TTL automatically uses the camera’s built-in metering system and the distance from the subject to work out appropriate settings. A flash without TTL needs complete input from the photographer.
Utilizing exposure compensation
TTL is easy to use but can be difficult to customize because your flash chooses the settings for you. That is why there is exposure compensation, from a third of a stop to three full stops (plus or negative), allowing you to dial up or down the exposure required.
It’s not quite as customizable as manual mode, but still really helpful. Each flash is a little different — it depends on the brand and trigger used.
Using a manual flash
Manual flash is kind of old school, but still very relevant at the same time. While TTL is easy to use, it is not always the right mode to use. Manual flash can be set to different power modes from 1/1 (full power) to 1/2 (half power), 1/4 (quarter power) and so on down to 1/64 or even 1/250 on some flashes.
Mastering the manual flash takes patience and practice. Some photographers prefer to use a light meter to work out the best settings. Once you are used to your flashes, you may find a preferred range of settings and stick to them.
Getting creative in manual mode
In manual mode, you can get a little more creative. As you are deciding on the settings, you have complete control. Shoot high key or shoot dark and shadowy, or even a spotlight effect. Start with a mid-range power like 1/32 and take a test shot, and go from there, dial it up or down.
It can take a little bit of experimenting and patience, but it is worth the effort. In the end, it’s not quite as scary as it first seemed.
Aperture and shutter speed
Other things to consider are aperture and shutter speed.

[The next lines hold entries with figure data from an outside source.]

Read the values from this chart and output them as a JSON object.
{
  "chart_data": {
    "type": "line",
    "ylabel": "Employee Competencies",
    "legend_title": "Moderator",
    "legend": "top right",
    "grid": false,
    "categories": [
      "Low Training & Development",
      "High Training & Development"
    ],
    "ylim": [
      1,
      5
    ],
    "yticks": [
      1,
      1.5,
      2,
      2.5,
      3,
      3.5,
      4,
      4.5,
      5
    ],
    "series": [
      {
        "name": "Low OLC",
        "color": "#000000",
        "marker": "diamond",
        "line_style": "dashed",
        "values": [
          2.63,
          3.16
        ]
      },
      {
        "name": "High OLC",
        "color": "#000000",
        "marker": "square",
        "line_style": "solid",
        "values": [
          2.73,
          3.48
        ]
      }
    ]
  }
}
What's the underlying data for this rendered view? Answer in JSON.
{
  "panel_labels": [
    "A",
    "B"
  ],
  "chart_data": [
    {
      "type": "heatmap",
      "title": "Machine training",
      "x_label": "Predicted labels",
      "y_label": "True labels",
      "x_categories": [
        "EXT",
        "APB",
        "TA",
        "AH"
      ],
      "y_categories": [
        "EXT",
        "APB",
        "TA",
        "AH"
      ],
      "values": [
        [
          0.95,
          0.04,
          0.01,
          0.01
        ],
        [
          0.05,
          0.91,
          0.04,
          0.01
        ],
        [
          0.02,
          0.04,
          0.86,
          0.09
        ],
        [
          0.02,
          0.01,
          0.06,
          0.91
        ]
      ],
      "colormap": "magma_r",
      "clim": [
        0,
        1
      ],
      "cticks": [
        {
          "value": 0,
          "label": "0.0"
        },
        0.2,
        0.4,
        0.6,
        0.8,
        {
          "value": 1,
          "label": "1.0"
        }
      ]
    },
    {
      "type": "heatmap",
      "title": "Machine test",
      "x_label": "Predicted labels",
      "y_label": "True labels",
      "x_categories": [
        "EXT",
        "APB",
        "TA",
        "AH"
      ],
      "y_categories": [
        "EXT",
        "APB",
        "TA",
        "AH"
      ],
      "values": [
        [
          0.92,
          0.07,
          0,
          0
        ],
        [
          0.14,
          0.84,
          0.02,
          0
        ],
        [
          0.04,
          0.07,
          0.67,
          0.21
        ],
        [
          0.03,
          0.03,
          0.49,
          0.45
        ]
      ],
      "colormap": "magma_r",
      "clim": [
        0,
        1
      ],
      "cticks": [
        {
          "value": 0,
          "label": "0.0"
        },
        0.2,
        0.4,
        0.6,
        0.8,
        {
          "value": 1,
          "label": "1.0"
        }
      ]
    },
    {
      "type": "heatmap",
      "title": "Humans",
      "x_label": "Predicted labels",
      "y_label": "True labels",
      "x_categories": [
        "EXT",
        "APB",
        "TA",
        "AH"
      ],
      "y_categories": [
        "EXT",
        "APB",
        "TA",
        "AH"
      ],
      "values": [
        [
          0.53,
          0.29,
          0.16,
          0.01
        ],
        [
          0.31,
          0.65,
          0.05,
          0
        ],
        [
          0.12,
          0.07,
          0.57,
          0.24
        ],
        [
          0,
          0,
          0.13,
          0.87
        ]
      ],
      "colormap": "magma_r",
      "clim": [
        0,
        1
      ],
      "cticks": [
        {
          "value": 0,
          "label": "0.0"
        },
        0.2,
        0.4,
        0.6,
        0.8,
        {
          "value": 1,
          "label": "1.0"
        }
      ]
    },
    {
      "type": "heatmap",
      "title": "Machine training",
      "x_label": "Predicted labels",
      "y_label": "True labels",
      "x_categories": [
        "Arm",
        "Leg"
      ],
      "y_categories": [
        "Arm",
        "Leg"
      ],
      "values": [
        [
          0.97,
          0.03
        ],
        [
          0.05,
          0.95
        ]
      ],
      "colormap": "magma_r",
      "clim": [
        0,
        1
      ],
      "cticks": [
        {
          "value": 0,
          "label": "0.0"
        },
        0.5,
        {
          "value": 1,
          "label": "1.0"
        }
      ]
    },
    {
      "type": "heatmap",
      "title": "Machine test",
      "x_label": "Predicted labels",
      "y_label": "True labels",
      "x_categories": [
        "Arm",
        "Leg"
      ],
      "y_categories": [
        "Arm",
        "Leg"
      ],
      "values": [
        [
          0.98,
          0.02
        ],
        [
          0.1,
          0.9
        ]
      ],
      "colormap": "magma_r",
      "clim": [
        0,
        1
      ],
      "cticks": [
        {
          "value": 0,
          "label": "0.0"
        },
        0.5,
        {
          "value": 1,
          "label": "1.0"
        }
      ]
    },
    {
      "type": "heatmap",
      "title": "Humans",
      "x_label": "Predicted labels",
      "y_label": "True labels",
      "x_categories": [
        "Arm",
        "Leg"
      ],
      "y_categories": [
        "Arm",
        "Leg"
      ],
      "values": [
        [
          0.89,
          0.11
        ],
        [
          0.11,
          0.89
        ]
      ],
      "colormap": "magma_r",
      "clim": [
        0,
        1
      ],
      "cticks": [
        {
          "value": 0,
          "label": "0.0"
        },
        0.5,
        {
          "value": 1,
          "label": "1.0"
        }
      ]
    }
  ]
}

Aperture can also make a difference in making your images darker or lighter, so take that into consideration. The other is shutter speed, it is worth mentioning that there is a limit to shutter speed with flash.
Most cameras seem to operate between 1/125s (minimum) and 1/250s (at a maximum) when a flash is connected. Going beyond those limits can cause issues, as the camera loses sync with the flash (unless you can take advantage of high speed sync). Check your camera and flash manuals for recommendations.
Using flash modifiers
Flash modifiers are available for most types of flashes, from diffusers to softboxes. These can be used to create a softer, more flattering light. If you don’t have those you can bounce the light off a ceiling or a wall to soften and flatten the light.
Moving the flash closer to your subject will make it harsher and brighter, whereas moving it away will soften and lower it. Using the edge of the light (called feathering) can also be flattering too.
TTL vs. manual flash
TTL can take the guesswork out of using a flash, by automatically adjusting for your camera’s exposure. However, there are times when that just isn’t working for your current subject. TTL is often an added feature on flashes and occasionally makes them more expensive than the manual only models. But it is becoming more readily available.
While TTL is fabulous, it may not be suitable for some scenarios. If you are new or your subject is moving then TTL might be a less frustrating way to shoot. But it is difficult to re-create the same lighting pattern twice. This is why often manual can give you far more control and allow for continuity in your shooting.
At the end of the day, the choice between TTL and manual isn’t so much a matter of what you prefer — rather it’s about your lighting scenario. To be better at flash photography you really need to master both modes, to enable you to make the most of your gear.